44RM - nice boxes! I’ve collected 9mm para boxes for 35 years and only have a poor specimen of the Geco, and never have found one of the RWS, although I have seen them.
However, where did you get the information, which you allude to, that the original bullet wieight of 9mm Parabellum was 100 grains? I have a 9mm cartridge with 8 gram (124 grain) tuncated FMJ bullet, with headstamp * D.M. * K. These are pretty-well acknowledged to be the first production-run 9mm para rounds, predating the “K DWM K 480C” headstamp. They date from approximately 1902. The original bullet weight was 124 grains, and that weight, or 115 grain, accounted for much of the world-wide production of this caliber until about the 1960’s, when expecially in the U.S., they started playing with bullet weights from as low as 85-90 grains to as high as 147 grain in relatively normal loads, and higher weights for silencers. For specialized Silencer work, The British and Germans, and perhaps others loaded bullets heavier than 124 grain earlier than that, but again, for regular production, 115 and 124 grain were the norm.
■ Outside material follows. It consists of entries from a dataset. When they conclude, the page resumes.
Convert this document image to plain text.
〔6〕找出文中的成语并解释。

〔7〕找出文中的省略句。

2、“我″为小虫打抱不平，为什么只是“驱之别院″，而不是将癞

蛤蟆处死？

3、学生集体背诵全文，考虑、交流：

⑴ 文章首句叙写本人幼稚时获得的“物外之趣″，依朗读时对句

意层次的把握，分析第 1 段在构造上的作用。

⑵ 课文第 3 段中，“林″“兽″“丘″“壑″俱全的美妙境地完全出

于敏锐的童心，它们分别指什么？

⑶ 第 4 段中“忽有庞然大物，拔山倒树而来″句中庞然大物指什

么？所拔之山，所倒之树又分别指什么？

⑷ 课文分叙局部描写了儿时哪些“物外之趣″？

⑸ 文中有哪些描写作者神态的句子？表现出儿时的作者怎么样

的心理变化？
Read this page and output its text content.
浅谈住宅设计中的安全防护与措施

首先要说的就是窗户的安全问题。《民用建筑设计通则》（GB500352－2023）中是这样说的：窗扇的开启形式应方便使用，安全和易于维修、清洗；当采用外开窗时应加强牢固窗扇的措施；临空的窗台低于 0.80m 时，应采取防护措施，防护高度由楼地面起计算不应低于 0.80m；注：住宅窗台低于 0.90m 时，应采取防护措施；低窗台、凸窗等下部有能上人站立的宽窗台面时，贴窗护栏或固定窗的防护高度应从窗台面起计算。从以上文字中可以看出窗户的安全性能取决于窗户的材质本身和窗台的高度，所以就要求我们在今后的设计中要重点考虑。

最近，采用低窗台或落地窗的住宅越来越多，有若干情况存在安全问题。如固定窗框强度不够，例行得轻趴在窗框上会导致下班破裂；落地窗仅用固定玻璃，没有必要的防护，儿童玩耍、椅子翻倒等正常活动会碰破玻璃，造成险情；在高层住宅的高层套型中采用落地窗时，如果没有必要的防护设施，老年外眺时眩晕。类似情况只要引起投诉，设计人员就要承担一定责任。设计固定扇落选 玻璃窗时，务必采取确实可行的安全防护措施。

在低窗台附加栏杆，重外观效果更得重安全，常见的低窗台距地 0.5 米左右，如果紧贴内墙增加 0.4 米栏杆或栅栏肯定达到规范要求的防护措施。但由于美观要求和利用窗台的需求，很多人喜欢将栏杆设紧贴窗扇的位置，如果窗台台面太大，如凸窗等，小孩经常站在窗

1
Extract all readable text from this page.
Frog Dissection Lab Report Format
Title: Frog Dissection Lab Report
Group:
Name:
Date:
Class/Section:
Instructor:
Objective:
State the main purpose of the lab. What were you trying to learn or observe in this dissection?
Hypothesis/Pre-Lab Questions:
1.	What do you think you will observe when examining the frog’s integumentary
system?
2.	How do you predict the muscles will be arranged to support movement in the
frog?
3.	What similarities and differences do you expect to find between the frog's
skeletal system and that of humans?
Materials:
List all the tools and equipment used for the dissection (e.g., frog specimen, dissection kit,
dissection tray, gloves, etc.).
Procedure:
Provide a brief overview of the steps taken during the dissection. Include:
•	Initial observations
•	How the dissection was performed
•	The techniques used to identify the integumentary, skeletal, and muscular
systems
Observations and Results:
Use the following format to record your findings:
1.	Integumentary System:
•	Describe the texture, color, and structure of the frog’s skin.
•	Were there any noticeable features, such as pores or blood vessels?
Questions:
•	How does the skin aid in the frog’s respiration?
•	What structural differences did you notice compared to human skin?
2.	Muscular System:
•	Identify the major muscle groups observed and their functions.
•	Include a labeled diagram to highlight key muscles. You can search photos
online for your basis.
During WWII, to save strategic materials, iron cores and singered-iron bullets were used, and these resulted in bullet weights lower than 115 grains - around the 100 grain mark - but this was not the norm except in the WWII years, and their use was probably much more wide spread in Machine Pistols than in either the P-08 or the P-38 Pistols, although certainly they would have been used in those weapons also if it was all that was available.